Руку она вырвала, и теперь для меня опасно пытаться покрыть ее ладонь вновь.

Справа отдаленными громыханиями до ушей долетают реплики кассирши и гостей. От осознания, что мы на самом виду, что за нами наблюдают, мое мировосприятие пускает трещины страха. Я будто перестаю видеть, все окружающее будто обретает прозрачность, из-за чего я обречен на слепоту внешнюю, когда физически глаза видеть способны, но какая-то пелена вне закрывает взор. Я словно залегаю на самое дно глубокой конуры, и как же оттуда, из того ветвящегося царства кромешного мрака, в котором глаза слепы, полностью наблюдать картину мира, критиковать его, размышлять над ним?

Скованность изнуряет, и я знаю, что она – красная тряпка для Даши, но все равно продолжаю размахивать ее.

За два месяца обдумалось многое, мысленно я исправлялся тысячи раз, но сейчас вялую попытку мою сдерживает дикий животный страх…

И все же я кое-как беру над собой верх:

– Даша, – неуверенно начинаю я, она же меня слушает со всем вниманием, немного поддавшись вперед, немного насмешливо. От напряжения даже ее пальцы застыли в каком-то ломанном ожидании, – то прошлое ничего более не значит, оно застыло где-то в отдалении среди календарных чисел. И даже если тогда что-то и оскорбило, то со временем, к сегодняшнему дню уж точно, то жало выпало из моей раны, сгнило и обесценилось…

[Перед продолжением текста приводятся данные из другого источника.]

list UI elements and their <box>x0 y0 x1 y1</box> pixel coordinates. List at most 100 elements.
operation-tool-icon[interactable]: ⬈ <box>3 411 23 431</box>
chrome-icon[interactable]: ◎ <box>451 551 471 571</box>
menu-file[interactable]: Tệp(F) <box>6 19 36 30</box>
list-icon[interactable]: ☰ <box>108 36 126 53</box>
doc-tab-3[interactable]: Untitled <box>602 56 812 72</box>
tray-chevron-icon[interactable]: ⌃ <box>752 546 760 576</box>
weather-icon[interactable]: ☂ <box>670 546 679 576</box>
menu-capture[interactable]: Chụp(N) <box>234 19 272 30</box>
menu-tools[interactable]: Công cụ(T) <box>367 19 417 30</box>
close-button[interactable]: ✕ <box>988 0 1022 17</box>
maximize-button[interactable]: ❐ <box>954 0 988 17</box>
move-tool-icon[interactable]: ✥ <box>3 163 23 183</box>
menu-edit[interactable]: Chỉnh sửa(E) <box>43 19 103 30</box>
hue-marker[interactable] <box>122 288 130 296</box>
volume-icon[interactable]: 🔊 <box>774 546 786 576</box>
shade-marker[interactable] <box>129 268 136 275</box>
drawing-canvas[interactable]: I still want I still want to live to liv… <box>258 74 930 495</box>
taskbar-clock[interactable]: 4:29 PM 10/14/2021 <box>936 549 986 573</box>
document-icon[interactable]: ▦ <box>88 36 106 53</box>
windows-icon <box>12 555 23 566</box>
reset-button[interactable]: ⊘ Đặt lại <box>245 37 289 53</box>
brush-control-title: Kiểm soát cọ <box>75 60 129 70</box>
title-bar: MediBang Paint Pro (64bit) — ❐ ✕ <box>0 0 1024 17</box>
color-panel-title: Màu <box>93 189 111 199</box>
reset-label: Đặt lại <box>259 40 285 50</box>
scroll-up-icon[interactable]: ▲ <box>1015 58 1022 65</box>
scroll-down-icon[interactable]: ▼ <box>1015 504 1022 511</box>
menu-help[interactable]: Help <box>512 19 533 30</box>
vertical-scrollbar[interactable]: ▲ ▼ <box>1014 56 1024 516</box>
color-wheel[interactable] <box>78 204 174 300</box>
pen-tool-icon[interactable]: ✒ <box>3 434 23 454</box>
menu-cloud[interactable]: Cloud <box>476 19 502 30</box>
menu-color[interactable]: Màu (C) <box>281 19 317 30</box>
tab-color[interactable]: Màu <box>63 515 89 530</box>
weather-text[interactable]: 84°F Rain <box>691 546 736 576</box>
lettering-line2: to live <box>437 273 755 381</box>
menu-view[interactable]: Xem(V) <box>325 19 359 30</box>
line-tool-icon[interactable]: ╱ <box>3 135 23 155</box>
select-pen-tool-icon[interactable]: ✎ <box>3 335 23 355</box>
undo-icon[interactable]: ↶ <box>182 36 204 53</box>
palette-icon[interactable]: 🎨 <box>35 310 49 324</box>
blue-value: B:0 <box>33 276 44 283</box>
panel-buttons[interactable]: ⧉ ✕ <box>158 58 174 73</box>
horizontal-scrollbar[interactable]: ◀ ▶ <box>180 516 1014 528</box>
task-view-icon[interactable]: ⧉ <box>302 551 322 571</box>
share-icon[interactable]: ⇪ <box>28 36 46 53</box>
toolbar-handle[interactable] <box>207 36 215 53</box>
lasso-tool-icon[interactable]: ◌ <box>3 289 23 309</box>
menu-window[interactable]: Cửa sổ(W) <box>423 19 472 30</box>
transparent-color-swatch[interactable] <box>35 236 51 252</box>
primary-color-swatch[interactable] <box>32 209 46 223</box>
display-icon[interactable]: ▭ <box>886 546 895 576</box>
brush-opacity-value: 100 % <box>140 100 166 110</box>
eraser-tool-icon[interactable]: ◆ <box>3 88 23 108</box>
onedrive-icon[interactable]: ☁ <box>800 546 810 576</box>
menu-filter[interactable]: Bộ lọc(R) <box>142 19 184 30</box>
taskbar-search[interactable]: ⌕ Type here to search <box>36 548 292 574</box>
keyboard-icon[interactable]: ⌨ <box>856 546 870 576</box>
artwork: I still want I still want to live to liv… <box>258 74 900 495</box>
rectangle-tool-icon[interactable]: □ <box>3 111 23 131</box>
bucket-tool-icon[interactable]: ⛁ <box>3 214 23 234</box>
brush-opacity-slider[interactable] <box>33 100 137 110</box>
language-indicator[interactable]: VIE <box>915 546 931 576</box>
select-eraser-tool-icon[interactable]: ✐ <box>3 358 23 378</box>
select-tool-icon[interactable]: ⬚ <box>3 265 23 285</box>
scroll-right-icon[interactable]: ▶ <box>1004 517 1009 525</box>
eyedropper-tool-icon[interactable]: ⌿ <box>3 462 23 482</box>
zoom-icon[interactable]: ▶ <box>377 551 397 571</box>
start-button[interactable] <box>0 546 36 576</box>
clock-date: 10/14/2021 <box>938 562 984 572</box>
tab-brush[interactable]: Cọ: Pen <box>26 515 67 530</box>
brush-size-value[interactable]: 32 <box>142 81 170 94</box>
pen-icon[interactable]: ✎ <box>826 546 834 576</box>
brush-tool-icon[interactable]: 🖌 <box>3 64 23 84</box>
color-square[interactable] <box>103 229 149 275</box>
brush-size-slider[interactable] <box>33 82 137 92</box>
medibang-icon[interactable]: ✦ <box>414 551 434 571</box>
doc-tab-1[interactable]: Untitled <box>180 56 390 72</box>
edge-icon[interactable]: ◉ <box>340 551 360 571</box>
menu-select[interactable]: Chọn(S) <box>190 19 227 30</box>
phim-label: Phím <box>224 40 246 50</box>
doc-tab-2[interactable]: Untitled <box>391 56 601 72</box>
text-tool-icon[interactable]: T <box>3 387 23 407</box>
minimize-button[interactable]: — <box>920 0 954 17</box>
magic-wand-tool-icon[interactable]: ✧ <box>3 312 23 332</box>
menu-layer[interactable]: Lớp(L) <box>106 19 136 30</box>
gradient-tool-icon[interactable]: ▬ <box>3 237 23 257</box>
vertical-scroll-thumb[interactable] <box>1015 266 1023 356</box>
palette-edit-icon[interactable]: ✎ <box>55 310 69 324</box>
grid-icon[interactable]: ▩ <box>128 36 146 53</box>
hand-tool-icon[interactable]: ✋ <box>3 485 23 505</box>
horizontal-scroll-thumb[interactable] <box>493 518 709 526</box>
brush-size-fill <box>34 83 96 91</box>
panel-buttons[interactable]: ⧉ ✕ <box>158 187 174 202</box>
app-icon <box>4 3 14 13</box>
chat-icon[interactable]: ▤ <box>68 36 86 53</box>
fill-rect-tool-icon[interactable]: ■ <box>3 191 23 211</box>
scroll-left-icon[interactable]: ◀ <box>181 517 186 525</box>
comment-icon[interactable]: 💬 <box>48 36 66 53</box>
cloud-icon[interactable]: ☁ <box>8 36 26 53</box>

– Твоя способность порой красноречиво выражаться всегда меня впечатляла, – перебила она, а ведь только-только разогнался. – Как думаешь, сколько минут тебе понадобилось, чтобы закончить?

– Как минимум десять, хотя, знаешь, книгу в двести страниц обычные люди за десять минут не прочитывают, да и за день тоже.

– Вот и славно, можешь дома приступить к написанию, потом я обязательно кинусь упиваться написанным.

Я довольно улыбаюсь: в свободное время больше всего мне нравится писать, и она это знает.

– Может, тебе хочется поговорить о чем-нибудь другом? – Спрашивает Даша.

Я поворачиваю голову направо: под одним из столиков ноги очередной влюбленной парочки сплелись в тесных касаниях. Да, мне определенно хочется говорить о чем-нибудь другом, а не выяснять отношения, поднимать истории многолетней давности… Хочется выплескивать возвышенное, необъяснимое, загадочное… Внутри меня ликует каждая клеточка и не потому, что я избежал волчьей ямы, а потому, что мир благосклонен ко мне, что ему не в тягость награждать человека любовью, распускающей сад души, в котором, кроме благоухания разноцветных цветов, наперебой раздаются канонады певчих птиц: каждая маленькая пестрая птичка изо всех сил, насколько позволяют ее крохотные голосовые связки, пытается затмить собственным пением пение другой, и музыка их в общем плане, вопреки законам, по которым подобное стремление перекричать друг друга выливается в бездарную какофонию, сочится вдоль воздушных нитей красиво и мелодично, будто иначе и быть не может.